In its American form, yoga can sometimes seem like it's less about meditation than fitness, extreme sweatiness, and the absurdity of trying to balance on your head while wearing hot-pink lycra pants. But the practice has deep spiritual roots, dating back at least 2,500 years to philosophical traditions in ancient India. In the twentieth century, one of the most influential figures in spreading yoga beyond South Asia was B.K.S. Iyengar, an Indian guru. He died on Wednesday at age 95 in the Indian city of Pune; according to the Associated Press, he was still doing headstands into his early 90s.
"He had such a huge impact on how yoga is understood and practiced around the world today; everything after him is pretty much variations on a theme," said Debra Diamond, the curator of the Smithsonian's recent exhibit, Yoga: The Art of Transformation. The gallery included several videos of Iyengar, including a 1938 clip that's thought to be one of the earliest recordings of yoga. This silent film features a young Iyengar and his teacher, Krishnaraja Wodiyar, transitioning through a series of asanas, or poses, and practicing meditative breathing. The mesmerizing sequences are a perfect example of yoga's wow factor: The men's physical and mental control is just stunning.

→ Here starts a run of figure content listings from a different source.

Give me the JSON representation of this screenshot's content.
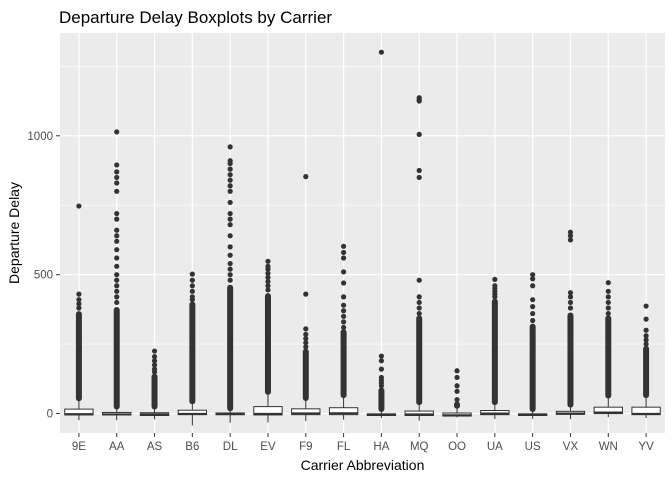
{
  "chart_data": {
    "type": "boxplot",
    "title": "Departure Delay Boxplots by Carrier",
    "xlabel": "Carrier Abbreviation",
    "ylabel": "Departure Delay",
    "categories": [
      "9E",
      "AA",
      "AS",
      "B6",
      "DL",
      "EV",
      "F9",
      "FL",
      "HA",
      "MQ",
      "OO",
      "UA",
      "US",
      "VX",
      "WN",
      "YV"
    ],
    "ylim": [
      -70,
      1370
    ],
    "yticks": [
      0,
      500,
      1000
    ],
    "grid": true,
    "colors": {
      "panel": "#ebebeb",
      "grid_major": "#ffffff",
      "box_fill": "#ffffff",
      "box_line": "#333333",
      "outlier": "#333333"
    },
    "boxes": [
      {
        "name": "9E",
        "q1": -5,
        "median": -2,
        "q3": 16,
        "lower": -24,
        "upper": 47,
        "outlier_band": [
          48,
          365
        ],
        "outliers": [
          380,
          395,
          410,
          430,
          747
        ]
      },
      {
        "name": "AA",
        "q1": -5,
        "median": -3,
        "q3": 4,
        "lower": -24,
        "upper": 17,
        "outlier_band": [
          18,
          380
        ],
        "outliers": [
          400,
          420,
          440,
          460,
          480,
          500,
          530,
          560,
          590,
          620,
          640,
          660,
          700,
          720,
          800,
          830,
          850,
          870,
          895,
          1014
        ]
      },
      {
        "name": "AS",
        "q1": -7,
        "median": -3,
        "q3": 3,
        "lower": -21,
        "upper": 17,
        "outlier_band": [
          18,
          140
        ],
        "outliers": [
          150,
          160,
          175,
          190,
          205,
          225
        ]
      },
      {
        "name": "B6",
        "q1": -4,
        "median": -1,
        "q3": 12,
        "lower": -43,
        "upper": 36,
        "outlier_band": [
          37,
          400
        ],
        "outliers": [
          410,
          420,
          440,
          460,
          480,
          502
        ]
      },
      {
        "name": "DL",
        "q1": -4,
        "median": -2,
        "q3": 2,
        "lower": -33,
        "upper": 11,
        "outlier_band": [
          12,
          460
        ],
        "outliers": [
          480,
          500,
          520,
          540,
          570,
          600,
          640,
          680,
          700,
          720,
          760,
          800,
          820,
          840,
          860,
          880,
          900,
          910,
          960
        ]
      },
      {
        "name": "EV",
        "q1": -5,
        "median": -1,
        "q3": 25,
        "lower": -32,
        "upper": 70,
        "outlier_band": [
          71,
          430
        ],
        "outliers": [
          445,
          460,
          475,
          490,
          505,
          520,
          530,
          548
        ]
      },
      {
        "name": "F9",
        "q1": -4,
        "median": 0.5,
        "q3": 17,
        "lower": -27,
        "upper": 48,
        "outlier_band": [
          49,
          230
        ],
        "outliers": [
          240,
          255,
          270,
          285,
          305,
          430,
          853
        ]
      },
      {
        "name": "FL",
        "q1": -4,
        "median": 1,
        "q3": 21,
        "lower": -22,
        "upper": 58,
        "outlier_band": [
          59,
          300
        ],
        "outliers": [
          310,
          330,
          350,
          370,
          390,
          420,
          470,
          510,
          560,
          580,
          602
        ]
      },
      {
        "name": "HA",
        "q1": -7,
        "median": -4,
        "q3": -1,
        "lower": -16,
        "upper": 8,
        "outlier_band": [
          9,
          90
        ],
        "outliers": [
          100,
          110,
          120,
          130,
          160,
          190,
          207,
          1301
        ]
      },
      {
        "name": "MQ",
        "q1": -7,
        "median": -3,
        "q3": 9,
        "lower": -26,
        "upper": 33,
        "outlier_band": [
          34,
          350
        ],
        "outliers": [
          360,
          380,
          400,
          420,
          480,
          850,
          875,
          1005,
          1125,
          1130,
          1137
        ]
      },
      {
        "name": "OO",
        "q1": -9,
        "median": -6,
        "q3": 2,
        "lower": -14,
        "upper": 20,
        "outlier_band": [
          21,
          40
        ],
        "outliers": [
          50,
          80,
          100,
          130,
          154
        ]
      },
      {
        "name": "UA",
        "q1": -4,
        "median": 0,
        "q3": 11,
        "lower": -20,
        "upper": 33,
        "outlier_band": [
          34,
          410
        ],
        "outliers": [
          420,
          430,
          440,
          450,
          460,
          483
        ]
      },
      {
        "name": "US",
        "q1": -7,
        "median": -4,
        "q3": -1,
        "lower": -19,
        "upper": 8,
        "outlier_band": [
          9,
          320
        ],
        "outliers": [
          335,
          360,
          385,
          410,
          460,
          485,
          500
        ]
      },
      {
        "name": "VX",
        "q1": -3,
        "median": 0,
        "q3": 8,
        "lower": -20,
        "upper": 24,
        "outlier_band": [
          25,
          360
        ],
        "outliers": [
          380,
          400,
          420,
          435,
          625,
          640,
          653
        ]
      },
      {
        "name": "WN",
        "q1": 0,
        "median": 4,
        "q3": 23,
        "lower": -13,
        "upper": 57,
        "outlier_band": [
          58,
          350
        ],
        "outliers": [
          360,
          380,
          400,
          420,
          440,
          471
        ]
      },
      {
        "name": "YV",
        "q1": -4,
        "median": -1,
        "q3": 23,
        "lower": -16,
        "upper": 58,
        "outlier_band": [
          59,
          240
        ],
        "outliers": [
          250,
          265,
          280,
          300,
          340,
          387
        ]
      }
    ]
  }
}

Iyengar didn't see a separation between the physical and spiritual aspects of yoga, according to John Schumacher, a longtime student of Iyengar's in India and the United States and the director of the Unity Woods Yoga Center in D.C. "The physical body is a manifestation of the divine body," he said. "How we approach the physical aspects is part of the whole package of yoga: body, mind, spirit, breath, and emotion." The poses aren't just designed to be good party tricks (although, can you imagine having those guys at a party?)—they're ways of creating physical benefits through a meditative practice. "That focus that’s required to pay attention on that level is not unlike a super-trained athlete," Schumacher said.
Yoga has a long history in America, but Iyengar helped shape the practices that are popular today, said Masum Momaya, the museum curator at the Smithsonian's Indian American Heritage Project. He introduced his eponymous yoga practice to the United States in 1956 when he visited the country for the first time, and it gained popularity over the course of the next two decades. "The particular type of Ashtanga yoga he taught emphasized precision and mastery, and this appealed to many people here in the United States, especially those who came of age during the 'feel-the-burn' movement of the 1980s."

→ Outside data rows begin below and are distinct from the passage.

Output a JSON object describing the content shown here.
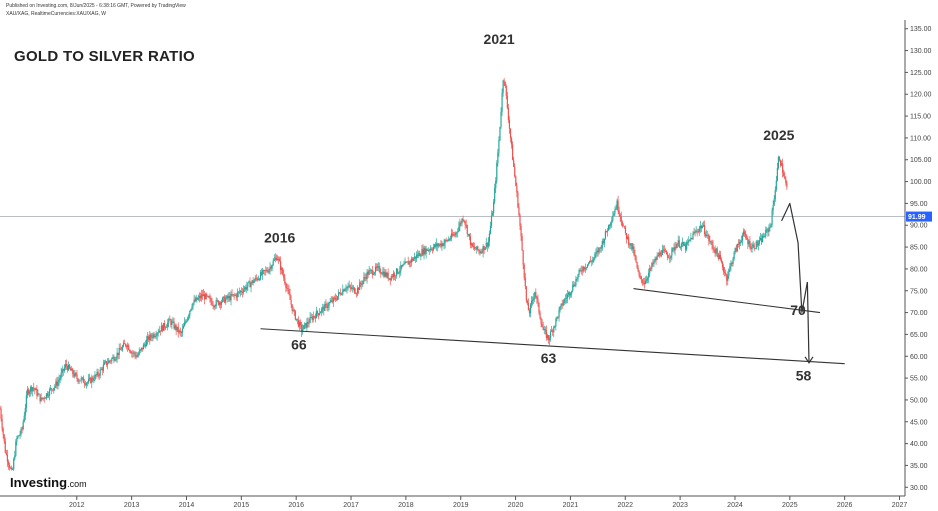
{
  "header": {
    "line1": "Published on Investing.com, 8/Jun/2025 - 6:38:16 GMT, Powered by TradingView",
    "line2": "XAU/XAG, RealtimeCurrencies:XAU/XAG, W"
  },
  "logo": {
    "main": "Investing",
    "suffix": ".com"
  },
  "colors": {
    "up": "#26a69a",
    "down": "#ef5350",
    "price_line": "#b0b6be",
    "price_tag": "#2962ff",
    "trendline": "#333333"
  },
  "chart_data": {
    "type": "line",
    "title": "GOLD TO SILVER RATIO",
    "xlabel": "",
    "ylabel": "",
    "ylim": [
      28,
      137
    ],
    "xlim": [
      2011.1,
      2027.6
    ],
    "x_ticks": [
      "2012",
      "2013",
      "2014",
      "2015",
      "2016",
      "2017",
      "2018",
      "2019",
      "2020",
      "2021",
      "2022",
      "2023",
      "2024",
      "2025",
      "2026",
      "2027"
    ],
    "y_ticks": [
      "30.00",
      "35.00",
      "40.00",
      "45.00",
      "50.00",
      "55.00",
      "60.00",
      "65.00",
      "70.00",
      "75.00",
      "80.00",
      "85.00",
      "90.00",
      "95.00",
      "100.00",
      "105.00",
      "110.00",
      "115.00",
      "120.00",
      "125.00",
      "130.00",
      "135.00"
    ],
    "current_price": "91.99",
    "series": [
      {
        "x": [
          2011.1,
          2011.2,
          2011.32,
          2011.4,
          2011.5,
          2011.6,
          2011.7,
          2011.85,
          2012.0,
          2012.15,
          2012.3,
          2012.5,
          2012.7,
          2012.9,
          2013.0,
          2013.2,
          2013.4,
          2013.5,
          2013.6,
          2013.8,
          2014.0,
          2014.2,
          2014.4,
          2014.6,
          2014.8,
          2015.0,
          2015.2,
          2015.4,
          2015.6,
          2015.8,
          2016.0,
          2016.15,
          2016.3,
          2016.45,
          2016.6,
          2016.8,
          2017.0,
          2017.2,
          2017.4,
          2017.6,
          2017.8,
          2018.0,
          2018.2,
          2018.4,
          2018.6,
          2018.8,
          2019.0,
          2019.2,
          2019.4,
          2019.55,
          2019.7,
          2019.85,
          2020.0,
          2020.1,
          2020.2,
          2020.28,
          2020.35,
          2020.45,
          2020.55,
          2020.65,
          2020.7,
          2020.75,
          2020.85,
          2021.0,
          2021.1,
          2021.2,
          2021.35,
          2021.5,
          2021.7,
          2021.9,
          2022.05,
          2022.2,
          2022.35,
          2022.5,
          2022.65,
          2022.75,
          2022.85,
          2023.0,
          2023.15,
          2023.3,
          2023.45,
          2023.6,
          2023.75,
          2023.9,
          2024.05,
          2024.2,
          2024.35,
          2024.5,
          2024.65,
          2024.8,
          2024.95,
          2025.05,
          2025.15,
          2025.25,
          2025.3,
          2025.38,
          2025.45
        ],
        "values": [
          48,
          38,
          33,
          41,
          43,
          52,
          53,
          50,
          52,
          54,
          58,
          55,
          54,
          56,
          58,
          60,
          63,
          61,
          60,
          64,
          66,
          68,
          65,
          72,
          74,
          72,
          73,
          74,
          76,
          78,
          80,
          83,
          77,
          70,
          66,
          69,
          71,
          73,
          76,
          75,
          79,
          80,
          78,
          80,
          82,
          84,
          85,
          86,
          88,
          92,
          85,
          84,
          86,
          95,
          110,
          125,
          117,
          105,
          94,
          80,
          72,
          70,
          75,
          66,
          64,
          67,
          72,
          75,
          80,
          82,
          85,
          90,
          95,
          88,
          84,
          78,
          77,
          81,
          84,
          83,
          86,
          85,
          88,
          90,
          86,
          83,
          78,
          84,
          88,
          85,
          86,
          88,
          90,
          100,
          106,
          102,
          98
        ]
      }
    ],
    "annotations": [
      {
        "text": "2016",
        "x": 2016.2,
        "y": 86
      },
      {
        "text": "66",
        "x": 2016.55,
        "y": 61.5
      },
      {
        "text": "2021",
        "x": 2020.2,
        "y": 131.5
      },
      {
        "text": "63",
        "x": 2021.1,
        "y": 58.5
      },
      {
        "text": "2025",
        "x": 2025.3,
        "y": 109.5
      },
      {
        "text": "70",
        "x": 2025.65,
        "y": 69.5
      },
      {
        "text": "58",
        "x": 2025.75,
        "y": 54.5
      }
    ],
    "trendlines": [
      {
        "from": [
          2015.85,
          66.3
        ],
        "to": [
          2026.5,
          58.3
        ]
      },
      {
        "from": [
          2022.65,
          75.5
        ],
        "to": [
          2026.05,
          70.0
        ]
      }
    ],
    "projection": {
      "points": [
        [
          2025.35,
          91
        ],
        [
          2025.5,
          95
        ],
        [
          2025.65,
          86
        ],
        [
          2025.72,
          70
        ]
      ],
      "arrow_up": [
        [
          2025.72,
          70
        ],
        [
          2025.82,
          77
        ]
      ],
      "arrow_down": [
        [
          2025.82,
          77
        ],
        [
          2025.85,
          58.5
        ]
      ]
    }
  }
}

He also made the practice more American-friendly. "Yoga was taught one teacher to one student for many years; Iyengar was one of the first to teach yoga to large classes of people," Shumacher said. He found ways of making yoga more accessible to non-bendy newcomers, developing methods for using props like belts, straps, and blocks—or, in the early days, bricks and pieces of wood—to get people into positions. Even in the hippy-filled 1970s, he was making the practice more mainstream. "He sort of took away the esoteric trappings to some extent: We don’t turn the lights down, we don’t play music, we don’t burn incense," said Schumacher. "There's already plenty to occupy us."